Posted: 10/28/2008 10:06:56 PM
I could afford to pay for outcalls.
 jeeplover41
Joined: 9/7/2008
Msg: 59
How would sudden wealth change your dating style.
Posted: 10/29/2008 10:17:02 AM

I wouldn't mind getting better clothes and getting my car's A/C fixed. Chicks dig A/C.




I would have to make my main profile pic one of me buried up to my neck in $100 bills since my car did not come with A/C.
 Sweet J-me Baby
Joined: 10/14/2007
Msg: 60
How would sudden wealth change your dating style.
Posted: 10/31/2008 7:49:57 AM
I don't think the money would change me as a person, or at least I hope it wouldn't. I would ask a workaholic friend of mine if he wanted to give up his work-like-a-dog-life for one of leisure and luxury. If he wasn't up to it, then I'd be flying solo. I would not flaunt my wealth, but I would not be deceptive to potential dates either.

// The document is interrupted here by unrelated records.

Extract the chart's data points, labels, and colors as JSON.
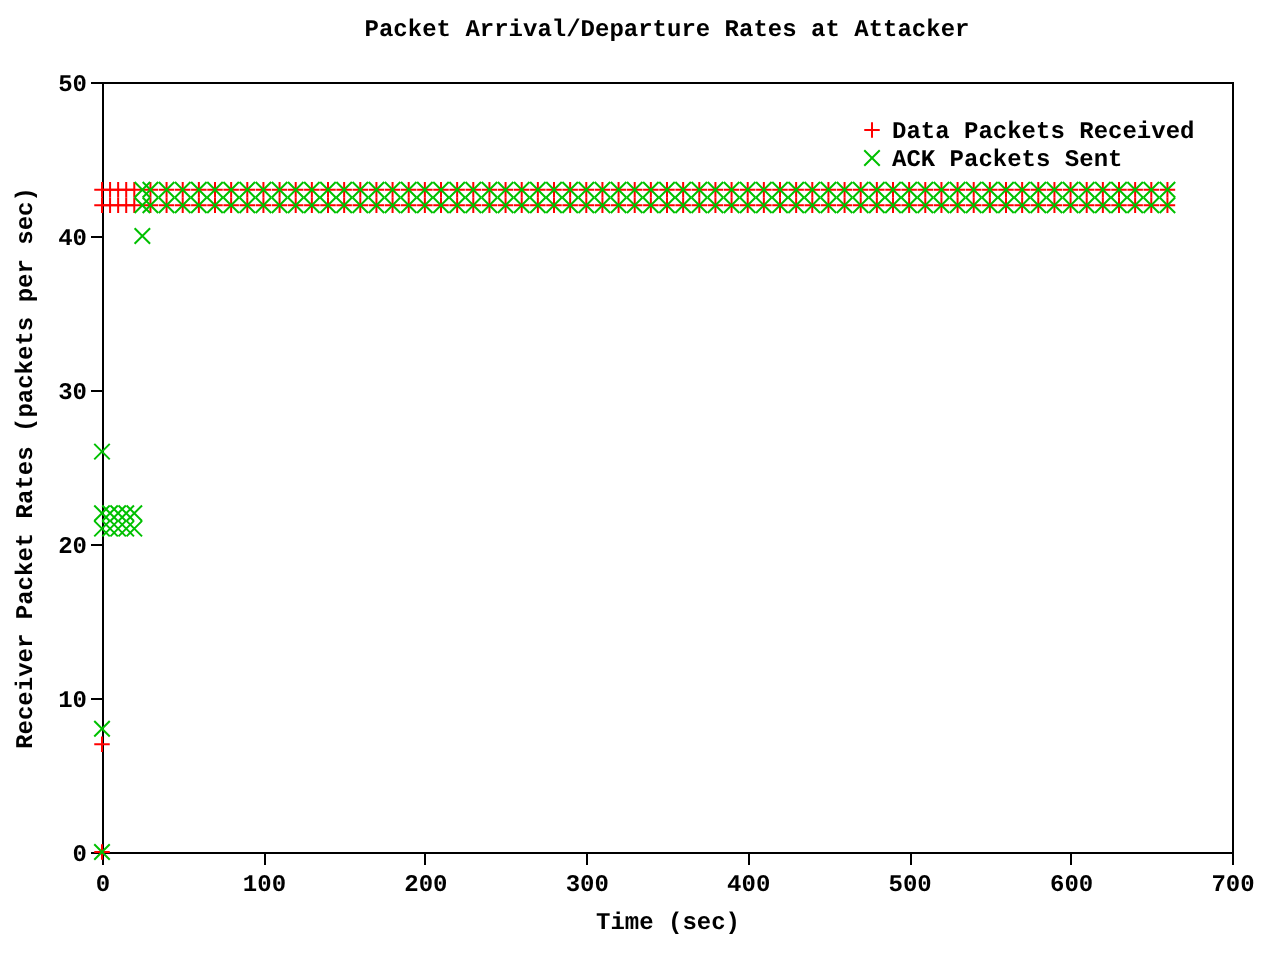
{
  "chart_data": {
    "type": "scatter",
    "title": "Packet Arrival/Departure Rates at Attacker",
    "xlabel": "Time (sec)",
    "ylabel": "Receiver Packet Rates (packets per sec)",
    "xlim": [
      0,
      700
    ],
    "xticks": [
      0,
      100,
      200,
      300,
      400,
      500,
      600,
      700
    ],
    "ylim": [
      0,
      50
    ],
    "yticks": [
      0,
      10,
      20,
      30,
      40,
      50
    ],
    "grid": false,
    "legend": "top right",
    "series": [
      {
        "name": "Data Packets Received",
        "color": "#ff0000",
        "marker": "cross",
        "x": [
          0,
          0,
          0,
          5,
          10,
          15,
          20,
          30,
          40,
          50,
          60,
          70,
          80,
          90,
          100,
          110,
          120,
          130,
          140,
          150,
          160,
          170,
          180,
          190,
          200,
          210,
          220,
          230,
          240,
          250,
          260,
          270,
          280,
          290,
          300,
          310,
          320,
          330,
          340,
          350,
          360,
          370,
          380,
          390,
          400,
          410,
          420,
          430,
          440,
          450,
          460,
          470,
          480,
          490,
          500,
          510,
          520,
          530,
          540,
          550,
          560,
          570,
          580,
          590,
          600,
          610,
          620,
          630,
          640,
          650,
          660,
          0,
          5,
          10,
          15,
          20,
          30,
          40,
          50,
          60,
          70,
          80,
          90,
          100,
          110,
          120,
          130,
          140,
          150,
          160,
          170,
          180,
          190,
          200,
          210,
          220,
          230,
          240,
          250,
          260,
          270,
          280,
          290,
          300,
          310,
          320,
          330,
          340,
          350,
          360,
          370,
          380,
          390,
          400,
          410,
          420,
          430,
          440,
          450,
          460,
          470,
          480,
          490,
          500,
          510,
          520,
          530,
          540,
          550,
          560,
          570,
          580,
          590,
          600,
          610,
          620,
          630,
          640,
          650,
          660
        ],
        "values": [
          0,
          7,
          42,
          42,
          42,
          42,
          42,
          42,
          42,
          42,
          42,
          42,
          42,
          42,
          42,
          42,
          42,
          42,
          42,
          42,
          42,
          42,
          42,
          42,
          42,
          42,
          42,
          42,
          42,
          42,
          42,
          42,
          42,
          42,
          42,
          42,
          42,
          42,
          42,
          42,
          42,
          42,
          42,
          42,
          42,
          42,
          42,
          42,
          42,
          42,
          42,
          42,
          42,
          42,
          42,
          42,
          42,
          42,
          42,
          42,
          42,
          42,
          42,
          42,
          42,
          42,
          42,
          42,
          42,
          42,
          42,
          43,
          43,
          43,
          43,
          43,
          43,
          43,
          43,
          43,
          43,
          43,
          43,
          43,
          43,
          43,
          43,
          43,
          43,
          43,
          43,
          43,
          43,
          43,
          43,
          43,
          43,
          43,
          43,
          43,
          43,
          43,
          43,
          43,
          43,
          43,
          43,
          43,
          43,
          43,
          43,
          43,
          43,
          43,
          43,
          43,
          43,
          43,
          43,
          43,
          43,
          43,
          43,
          43,
          43,
          43,
          43,
          43,
          43,
          43,
          43,
          43,
          43,
          43,
          43,
          43,
          43,
          43,
          43,
          43
        ]
      },
      {
        "name": "ACK Packets Sent",
        "color": "#00c000",
        "marker": "x",
        "x": [
          0,
          0,
          0,
          25,
          0,
          5,
          10,
          15,
          20,
          0,
          5,
          10,
          15,
          20,
          25,
          30,
          40,
          50,
          60,
          70,
          80,
          90,
          100,
          110,
          120,
          130,
          140,
          150,
          160,
          170,
          180,
          190,
          200,
          210,
          220,
          230,
          240,
          250,
          260,
          270,
          280,
          290,
          300,
          310,
          320,
          330,
          340,
          350,
          360,
          370,
          380,
          390,
          400,
          410,
          420,
          430,
          440,
          450,
          460,
          470,
          480,
          490,
          500,
          510,
          520,
          530,
          540,
          550,
          560,
          570,
          580,
          590,
          600,
          610,
          620,
          630,
          640,
          650,
          660,
          25,
          30,
          40,
          50,
          60,
          70,
          80,
          90,
          100,
          110,
          120,
          130,
          140,
          150,
          160,
          170,
          180,
          190,
          200,
          210,
          220,
          230,
          240,
          250,
          260,
          270,
          280,
          290,
          300,
          310,
          320,
          330,
          340,
          350,
          360,
          370,
          380,
          390,
          400,
          410,
          420,
          430,
          440,
          450,
          460,
          470,
          480,
          490,
          500,
          510,
          520,
          530,
          540,
          550,
          560,
          570,
          580,
          590,
          600,
          610,
          620,
          630,
          640,
          650,
          660
        ],
        "values": [
          0,
          8,
          26,
          40,
          21,
          21,
          21,
          21,
          21,
          22,
          22,
          22,
          22,
          22,
          42,
          42,
          42,
          42,
          42,
          42,
          42,
          42,
          42,
          42,
          42,
          42,
          42,
          42,
          42,
          42,
          42,
          42,
          42,
          42,
          42,
          42,
          42,
          42,
          42,
          42,
          42,
          42,
          42,
          42,
          42,
          42,
          42,
          42,
          42,
          42,
          42,
          42,
          42,
          42,
          42,
          42,
          42,
          42,
          42,
          42,
          42,
          42,
          42,
          42,
          42,
          42,
          42,
          42,
          42,
          42,
          42,
          42,
          42,
          42,
          42,
          42,
          42,
          42,
          42,
          43,
          43,
          43,
          43,
          43,
          43,
          43,
          43,
          43,
          43,
          43,
          43,
          43,
          43,
          43,
          43,
          43,
          43,
          43,
          43,
          43,
          43,
          43,
          43,
          43,
          43,
          43,
          43,
          43,
          43,
          43,
          43,
          43,
          43,
          43,
          43,
          43,
          43,
          43,
          43,
          43,
          43,
          43,
          43,
          43,
          43,
          43,
          43,
          43,
          43,
          43,
          43,
          43,
          43,
          43,
          43,
          43,
          43,
          43,
          43,
          43,
          43,
          43,
          43,
          43
        ]
      }
    ]
  }
}
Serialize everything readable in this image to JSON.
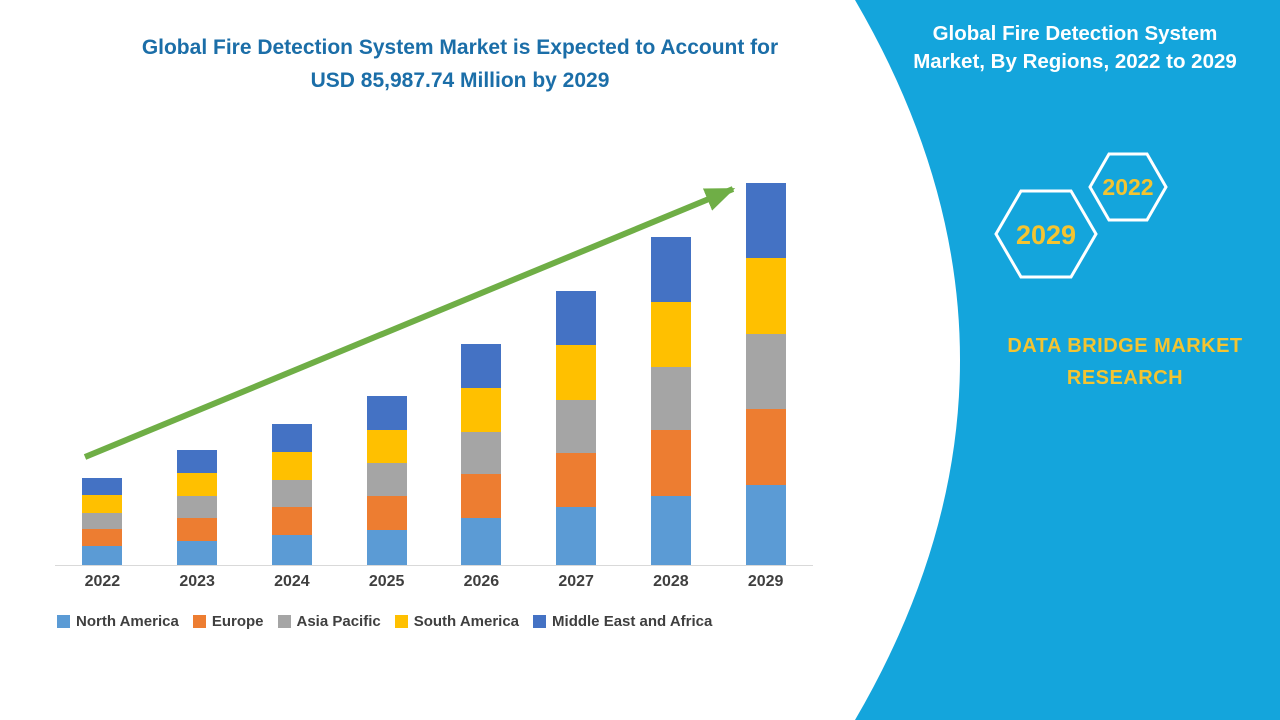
{
  "colors": {
    "panel_blue": "#14A5DC",
    "title_blue": "#1B6EA8",
    "arrow_green": "#6FAE46",
    "accent_yellow": "#F4C430",
    "hex_stroke": "#FFFFFF",
    "panel_title_text": "#FFFFFF",
    "axis_text": "#3F3F3F",
    "axis_line": "#D9D9D9"
  },
  "header": {
    "title_line1": "Global Fire Detection System Market is Expected to Account for",
    "title_line2": "USD 85,987.74 Million by 2029"
  },
  "right_panel": {
    "title_line1": "Global Fire Detection System",
    "title_line2": "Market, By Regions, 2022 to 2029",
    "hexagons": [
      {
        "label": "2029"
      },
      {
        "label": "2022"
      }
    ],
    "brand_line1": "DATA BRIDGE MARKET",
    "brand_line2": "RESEARCH"
  },
  "chart_data": {
    "type": "bar",
    "stacked": true,
    "title": "Global Fire Detection System Market is Expected to Account for USD 85,987.74 Million by 2029",
    "unit": "USD Million",
    "categories": [
      "2022",
      "2023",
      "2024",
      "2025",
      "2026",
      "2027",
      "2028",
      "2029"
    ],
    "series": [
      {
        "name": "North America",
        "color": "#5B9BD5",
        "values": [
          4200,
          5500,
          6700,
          8000,
          10500,
          13000,
          15600,
          18100
        ]
      },
      {
        "name": "Europe",
        "color": "#ED7D31",
        "values": [
          3900,
          5200,
          6300,
          7600,
          9900,
          12300,
          14700,
          17100
        ]
      },
      {
        "name": "Asia Pacific",
        "color": "#A5A5A5",
        "values": [
          3700,
          4900,
          6100,
          7300,
          9600,
          11900,
          14300,
          16700
        ]
      },
      {
        "name": "South America",
        "color": "#FFC000",
        "values": [
          3900,
          5200,
          6300,
          7600,
          9900,
          12300,
          14700,
          17100
        ]
      },
      {
        "name": "Middle East and Africa",
        "color": "#4472C4",
        "values": [
          3900,
          5100,
          6300,
          7500,
          9800,
          12200,
          14500,
          16987.74
        ]
      }
    ],
    "ylim": [
      0,
      90000
    ],
    "grid": false,
    "legend_position": "bottom",
    "trend_arrow": true
  }
}
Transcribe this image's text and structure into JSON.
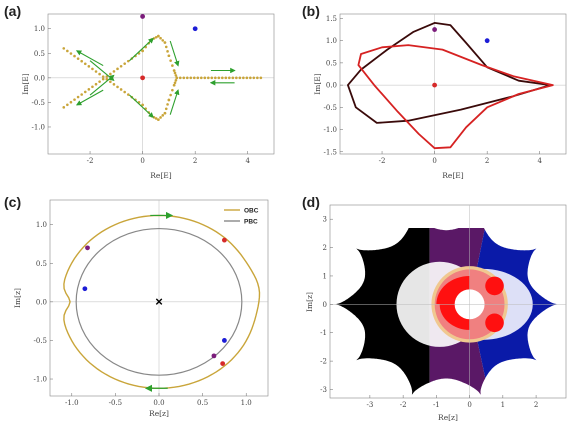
{
  "panels": [
    {
      "id": "a",
      "label": "(a)",
      "xlabel": "Re[E]",
      "ylabel": "Im[E]",
      "xlim": [
        -3.6,
        5.0
      ],
      "ylim": [
        -1.55,
        1.3
      ],
      "xticks": [
        -2,
        0,
        2,
        4
      ],
      "yticks": [
        -1.0,
        -0.5,
        0.0,
        0.5,
        1.0
      ],
      "ytick_labels": [
        "-1.0",
        "-0.5",
        "0.0",
        "0.5",
        "1.0"
      ],
      "points": [
        {
          "x": 0,
          "y": 1.25,
          "color": "#7b1c7b"
        },
        {
          "x": 2,
          "y": 1.0,
          "color": "#1c1cd6"
        },
        {
          "x": 0,
          "y": 0.0,
          "color": "#d62a2a"
        }
      ]
    },
    {
      "id": "b",
      "label": "(b)",
      "xlabel": "Re[E]",
      "ylabel": "Im[E]",
      "xlim": [
        -3.6,
        5.0
      ],
      "ylim": [
        -1.55,
        1.6
      ],
      "xticks": [
        -2,
        0,
        2,
        4
      ],
      "yticks": [
        -1.5,
        -1.0,
        -0.5,
        0.0,
        0.5,
        1.0,
        1.5
      ],
      "ytick_labels": [
        "-1.5",
        "-1.0",
        "-0.5",
        "0.0",
        "0.5",
        "1.0",
        "1.5"
      ],
      "points": [
        {
          "x": 0,
          "y": 1.25,
          "color": "#7b1c7b"
        },
        {
          "x": 2,
          "y": 1.0,
          "color": "#1c1cd6"
        },
        {
          "x": 0,
          "y": 0.0,
          "color": "#d62a2a"
        }
      ]
    },
    {
      "id": "c",
      "label": "(c)",
      "xlabel": "Re[z]",
      "ylabel": "Im[z]",
      "xlim": [
        -1.25,
        1.25
      ],
      "ylim": [
        -1.22,
        1.32
      ],
      "xticks": [
        -1.0,
        -0.5,
        0.0,
        0.5,
        1.0
      ],
      "xtick_labels": [
        "-1.0",
        "-0.5",
        "0.0",
        "0.5",
        "1.0"
      ],
      "yticks": [
        -1.0,
        -0.5,
        0.0,
        0.5,
        1.0
      ],
      "ytick_labels": [
        "-1.0",
        "-0.5",
        "0.0",
        "0.5",
        "1.0"
      ],
      "legend": [
        {
          "label": "OBC",
          "color": "#c9a53a"
        },
        {
          "label": "PBC",
          "color": "#888888"
        }
      ],
      "center_marker": "×",
      "points": [
        {
          "x": -0.82,
          "y": 0.7,
          "color": "#7b1c7b"
        },
        {
          "x": -0.85,
          "y": 0.17,
          "color": "#1c1cd6"
        },
        {
          "x": 0.75,
          "y": 0.8,
          "color": "#d62a2a"
        },
        {
          "x": 0.75,
          "y": -0.5,
          "color": "#1c1cd6"
        },
        {
          "x": 0.63,
          "y": -0.7,
          "color": "#7b1c7b"
        },
        {
          "x": 0.73,
          "y": -0.8,
          "color": "#d62a2a"
        }
      ]
    },
    {
      "id": "d",
      "label": "(d)",
      "xlabel": "Re[z]",
      "ylabel": "Im[z]",
      "xlim": [
        -4.2,
        2.9
      ],
      "ylim": [
        -3.3,
        3.5
      ],
      "xticks": [
        -3,
        -2,
        -1,
        0,
        1,
        2
      ],
      "yticks": [
        -3,
        -2,
        -1,
        0,
        1,
        2,
        3
      ],
      "region_colors": {
        "black": "#000000",
        "purple": "#5a1866",
        "blue": "#0a1aa8",
        "red": "#ff1010",
        "pink": "#f08080",
        "rim": "#f0c890"
      }
    }
  ],
  "chart_data": [
    {
      "panel": "a",
      "type": "scatter",
      "xlabel": "Re[E]",
      "ylabel": "Im[E]",
      "xlim": [
        -3.6,
        5.0
      ],
      "ylim": [
        -1.55,
        1.3
      ],
      "series": [
        {
          "name": "",
          "color": "#c9a53a",
          "description_points": [
            [
              -3.0,
              0.6
            ],
            [
              -1.5,
              0.0
            ],
            [
              -3.0,
              -0.6
            ],
            [
              0.6,
              0.8
            ],
            [
              1.0,
              0.45
            ],
            [
              1.3,
              0.0
            ],
            [
              1.0,
              -0.45
            ],
            [
              0.6,
              -0.8
            ],
            [
              4.5,
              0.0
            ]
          ]
        }
      ],
      "points": [
        {
          "x": 0,
          "y": 1.25
        },
        {
          "x": 2,
          "y": 1.0
        },
        {
          "x": 0,
          "y": 0.0
        }
      ]
    },
    {
      "panel": "b",
      "type": "line",
      "xlabel": "Re[E]",
      "ylabel": "Im[E]",
      "xlim": [
        -3.6,
        5.0
      ],
      "ylim": [
        -1.55,
        1.6
      ],
      "series": [
        {
          "name": "",
          "color": "#d62222"
        },
        {
          "name": "",
          "color": "#3a0a0a"
        }
      ],
      "points": [
        {
          "x": 0,
          "y": 1.25
        },
        {
          "x": 2,
          "y": 1.0
        },
        {
          "x": 0,
          "y": 0.0
        }
      ]
    },
    {
      "panel": "c",
      "type": "line",
      "xlabel": "Re[z]",
      "ylabel": "Im[z]",
      "xlim": [
        -1.25,
        1.25
      ],
      "ylim": [
        -1.22,
        1.32
      ],
      "series": [
        {
          "name": "OBC",
          "color": "#c9a53a"
        },
        {
          "name": "PBC",
          "color": "#888888",
          "radius": 0.95
        }
      ],
      "points": [
        {
          "x": -0.82,
          "y": 0.7
        },
        {
          "x": -0.85,
          "y": 0.17
        },
        {
          "x": 0.75,
          "y": 0.8
        },
        {
          "x": 0.75,
          "y": -0.5
        },
        {
          "x": 0.63,
          "y": -0.7
        },
        {
          "x": 0.73,
          "y": -0.8
        }
      ]
    },
    {
      "panel": "d",
      "type": "heatmap",
      "xlabel": "Re[z]",
      "ylabel": "Im[z]",
      "xlim": [
        -4.2,
        2.9
      ],
      "ylim": [
        -3.3,
        3.5
      ]
    }
  ]
}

Mind you, I would be busy traveling to all the places I've dreamed about and my summers would be spent taking in as many live MLB games as I could squeeze in, so dating would not be a top priority...at least not in the short term.
 _Icon_
Joined: 5/18/2008
Msg: 61
How would sudden wealth change your dating style.
Posted: 10/31/2008 4:00:04 PM
With that kind of money, all I would need would be a nice set of luggage.

On second thought, screw the luggage. I'll buy clothes when I get there.

Dating? Oh hm, well...I'd be too busy seeing all the places I have always dreamed about.
 Scoparius
Joined: 11/2/2008
Msg: 62
How would sudden wealth change your dating style.
Posted: 11/24/2008 4:09:54 PM
Id give out free ice cream.
 Stray__Cat
Joined: 7/12/2006
Msg: 63
How would sudden wealth change your dating style.
Posted: 11/24/2008 10:08:05 PM
I would date girls with really cool accents...
in their own countries.
 Refinedsillyguy
Joined: 5/4/2008
Msg: 64
How would sudden wealth change your dating style.
Posted: 11/25/2008 9:04:25 PM
Tropical islands here I come..
Well maybe not right away.

Well i would have to figure out how my friends are going to react to it.
the girls i know. I'd keep it quiet for a bit. Date all the girls I thought were cute, but never made a move. So I knew who not to waste my time with when I came back from traveling, Or whenever I stopped in town to visit..

Definetly Would give me the confidence to put myself in a postion to learn and experience things I normally wouldn't.

I don't have a car right now. So that would change. Although It would be hard to buy a normal car. As everyone around looks at you like your made of money..It's no wonder soo many people move away after winning the lottery.